Answer: (i) The centroid is \(\left(\frac{3e^4+2-5e^{-4}}{e^4-e^{-4}},\frac{e^8+16-e^{-8}}{8(e^4-e^{-4})}\right)\).

(ii) \(\frac{ds}{dx}=\frac12(e^x+e^{-x})\), and the surface area is \(\frac{\pi}{2}\left(\frac{e^8}{2}+8-\frac{e^{-8}}{2}\right)\).

The area of the region is

\(A=\int_0^4 y\,dx=\frac12\int_0^4(e^x+e^{-x})\,dx=\frac12[e^x-e^{-x}]_0^4=\frac12(e^4-e^{-4})\).

For the \(x\)-coordinate of the centroid,

\(\bar{x}=\frac{1}{A}\int_0^4xy\,dx\).

Now

\(\int_0^4xy\,dx=\frac12\int_0^4x(e^x+e^{-x})\,dx\).

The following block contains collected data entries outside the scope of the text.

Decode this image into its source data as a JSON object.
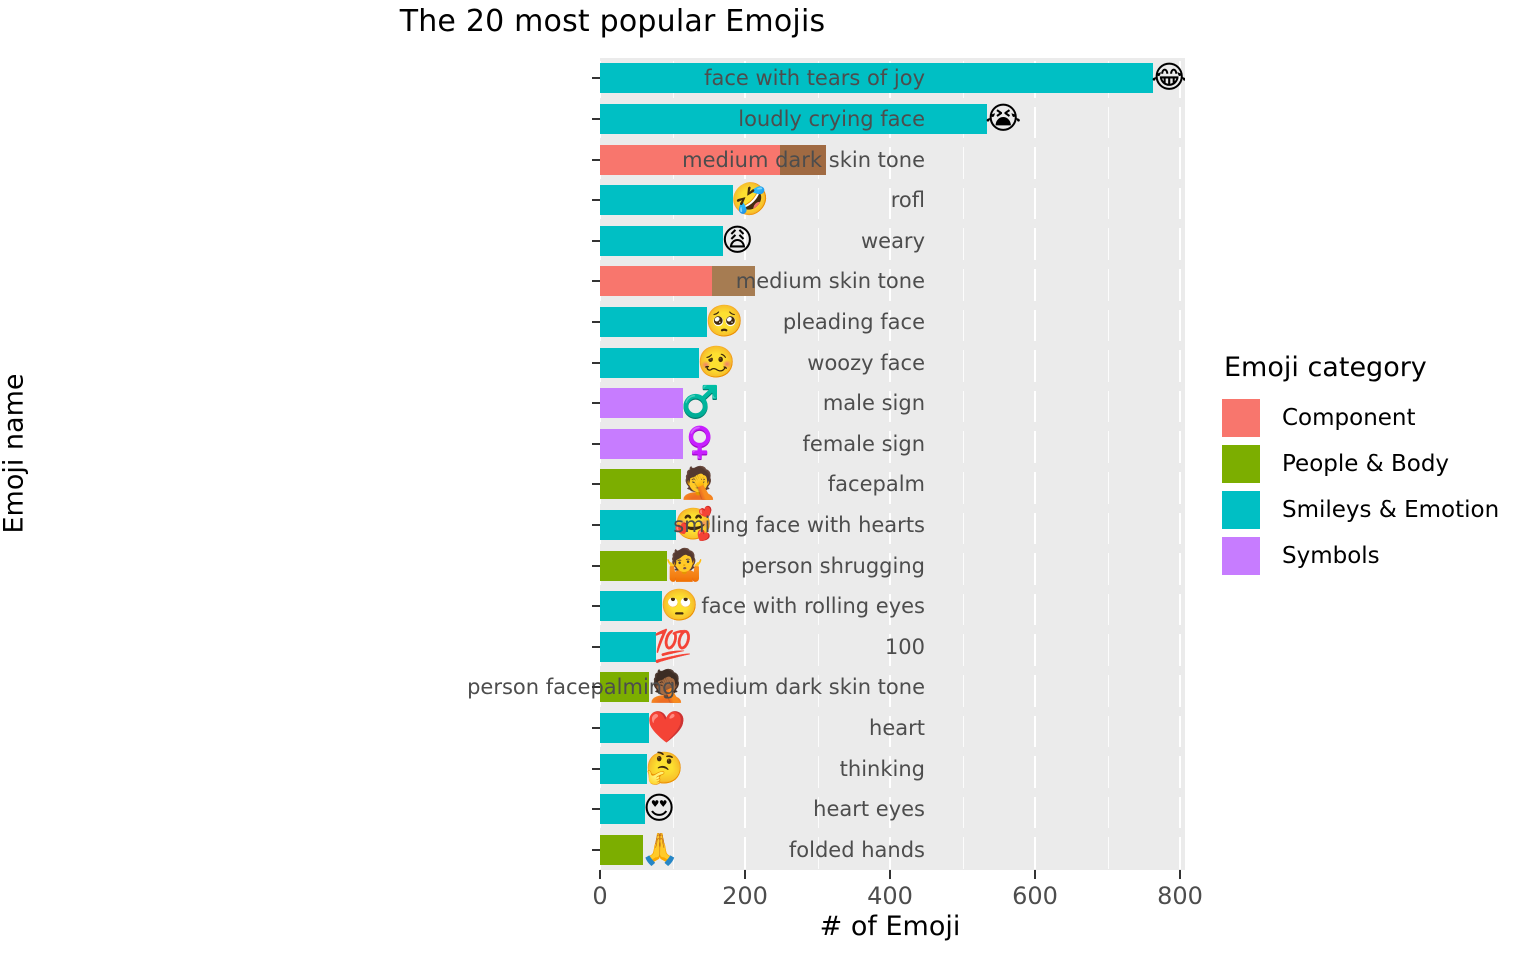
{
  "chart_data": {
    "type": "bar",
    "orientation": "horizontal",
    "stacked": true,
    "title": "The 20 most popular Emojis",
    "xlabel": "# of Emoji",
    "ylabel": "Emoji name",
    "xlim": [
      0,
      820
    ],
    "xticks": [
      0,
      200,
      400,
      600,
      800
    ],
    "xtick_labels": [
      "0",
      "200",
      "400",
      "600",
      "800"
    ],
    "grid": "major-and-minor-vertical, major-horizontal",
    "legend": {
      "title": "Emoji category",
      "position": "right",
      "entries": [
        {
          "label": "Component",
          "color": "#F8766D"
        },
        {
          "label": "People & Body",
          "color": "#7CAE00"
        },
        {
          "label": "Smileys & Emotion",
          "color": "#00BFC4"
        },
        {
          "label": "Symbols",
          "color": "#C77CFF"
        }
      ]
    },
    "extra_colors": {
      "skin_tone_swatch": "#A06A42"
    },
    "categories": [
      "face with tears of joy",
      "loudly crying face",
      "medium dark skin tone",
      "rofl",
      "weary",
      "medium skin tone",
      "pleading face",
      "woozy face",
      "male sign",
      "female sign",
      "facepalm",
      "smiling face with hearts",
      "person shrugging",
      "face with rolling eyes",
      "100",
      "person facepalming medium dark skin tone",
      "heart",
      "thinking",
      "heart eyes",
      "folded hands"
    ],
    "bars": [
      {
        "name": "face with tears of joy",
        "value": 763,
        "category": "Smileys & Emotion",
        "color": "#00BFC4",
        "glyph": "😂",
        "swatch": null
      },
      {
        "name": "loudly crying face",
        "value": 534,
        "category": "Smileys & Emotion",
        "color": "#00BFC4",
        "glyph": "😭",
        "swatch": null
      },
      {
        "name": "medium dark skin tone",
        "value": 248,
        "category": "Component",
        "color": "#F8766D",
        "glyph": "",
        "swatch": {
          "color": "#A06A42",
          "width": 46
        }
      },
      {
        "name": "rofl",
        "value": 183,
        "category": "Smileys & Emotion",
        "color": "#00BFC4",
        "glyph": "🤣",
        "swatch": null
      },
      {
        "name": "weary",
        "value": 170,
        "category": "Smileys & Emotion",
        "color": "#00BFC4",
        "glyph": "😩",
        "swatch": null
      },
      {
        "name": "medium skin tone",
        "value": 154,
        "category": "Component",
        "color": "#F8766D",
        "glyph": "",
        "swatch": {
          "color": "#A67C52",
          "width": 43
        }
      },
      {
        "name": "pleading face",
        "value": 148,
        "category": "Smileys & Emotion",
        "color": "#00BFC4",
        "glyph": "🥺",
        "swatch": null
      },
      {
        "name": "woozy face",
        "value": 137,
        "category": "Smileys & Emotion",
        "color": "#00BFC4",
        "glyph": "🥴",
        "swatch": null
      },
      {
        "name": "male sign",
        "value": 115,
        "category": "Symbols",
        "color": "#C77CFF",
        "glyph": "♂️",
        "swatch": null
      },
      {
        "name": "female sign",
        "value": 114,
        "category": "Symbols",
        "color": "#C77CFF",
        "glyph": "♀️",
        "swatch": null
      },
      {
        "name": "facepalm",
        "value": 112,
        "category": "People & Body",
        "color": "#7CAE00",
        "glyph": "🤦",
        "swatch": null
      },
      {
        "name": "smiling face with hearts",
        "value": 105,
        "category": "Smileys & Emotion",
        "color": "#00BFC4",
        "glyph": "🥰",
        "swatch": null
      },
      {
        "name": "person shrugging",
        "value": 93,
        "category": "People & Body",
        "color": "#7CAE00",
        "glyph": "🤷",
        "swatch": null
      },
      {
        "name": "face with rolling eyes",
        "value": 86,
        "category": "Smileys & Emotion",
        "color": "#00BFC4",
        "glyph": "🙄",
        "swatch": null
      },
      {
        "name": "100",
        "value": 77,
        "category": "Smileys & Emotion",
        "color": "#00BFC4",
        "glyph": "💯",
        "swatch": null
      },
      {
        "name": "person facepalming medium dark skin tone",
        "value": 68,
        "category": "People & Body",
        "color": "#7CAE00",
        "glyph": "🤦🏾",
        "swatch": null
      },
      {
        "name": "heart",
        "value": 68,
        "category": "Smileys & Emotion",
        "color": "#00BFC4",
        "glyph": "❤️",
        "swatch": null
      },
      {
        "name": "thinking",
        "value": 65,
        "category": "Smileys & Emotion",
        "color": "#00BFC4",
        "glyph": "🤔",
        "swatch": null
      },
      {
        "name": "heart eyes",
        "value": 62,
        "category": "Smileys & Emotion",
        "color": "#00BFC4",
        "glyph": "😍",
        "swatch": null
      },
      {
        "name": "folded hands",
        "value": 59,
        "category": "People & Body",
        "color": "#7CAE00",
        "glyph": "🙏",
        "swatch": null
      }
    ]
  }
}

Using \(\int xe^x\,dx=e^x(x-1)\) and \(\int xe^{-x}\,dx=-e^{-x}(x+1)\),

\(\int_0^4xy\,dx=\frac12[e^x(x-1)-e^{-x}(x+1)]_0^4=\frac12(3e^4+2-5e^{-4})\).

Therefore

\(\bar{x}=\frac{3e^4+2-5e^{-4}}{e^4-e^{-4}}\).

For the \(y\)-coordinate,

\(\bar{y}=\frac{1}{2A}\int_0^4y^2\,dx\).

Since \(y^2=\frac14(e^{2x}+2+e^{-2x})\),

\(\frac12\int_0^4y^2\,dx=\frac18\int_0^4(e^{2x}+2+e^{-2x})\,dx\).

Thus

\(\frac12\int_0^4y^2\,dx=\frac18\left[\frac12e^{2x}+2x-\frac12e^{-2x}\right]_0^4=\frac1{16}(e^8+16-e^{-8})\).

Hence

\(\bar{y}=\frac{\frac1{16}(e^8+16-e^{-8})}{\frac12(e^4-e^{-4})}=\frac{e^8+16-e^{-8}}{8(e^4-e^{-4})}\).

So the centroid is

\(\left(\frac{3e^4+2-5e^{-4}}{e^4-e^{-4}},\frac{e^8+16-e^{-8}}{8(e^4-e^{-4})}\right)\).

For the arc length,

\(\frac{dy}{dx}=\frac12(e^x-e^{-x})\), so

\(\frac{ds}{dx}=\sqrt{1+\left(\frac{dy}{dx}\right)^2}=\sqrt{1+\frac14(e^x-e^{-x})^2}\).

But

\(1+\frac14(e^x-e^{-x})^2=\frac14(e^x+e^{-x})^2\).

Since \(e^x+e^{-x}\gt0\),

\(\frac{ds}{dx}=\frac12(e^x+e^{-x})\).

The surface area generated by rotation about the \(x\)-axis is

\(S=2\pi\int_0^4y\frac{ds}{dx}\,dx\).

Therefore

\(S=2\pi\int_0^4\frac12(e^x+e^{-x})\cdot\frac12(e^x+e^{-x})\,dx=\frac{\pi}{2}\int_0^4(e^{2x}+2+e^{-2x})\,dx\).

So

\(S=\frac{\pi}{2}\left[\frac12e^{2x}+2x-\frac12e^{-2x}\right]_0^4=\frac{\pi}{2}\left(\frac{e^8}{2}+8-\frac{e^{-8}}{2}\right)\).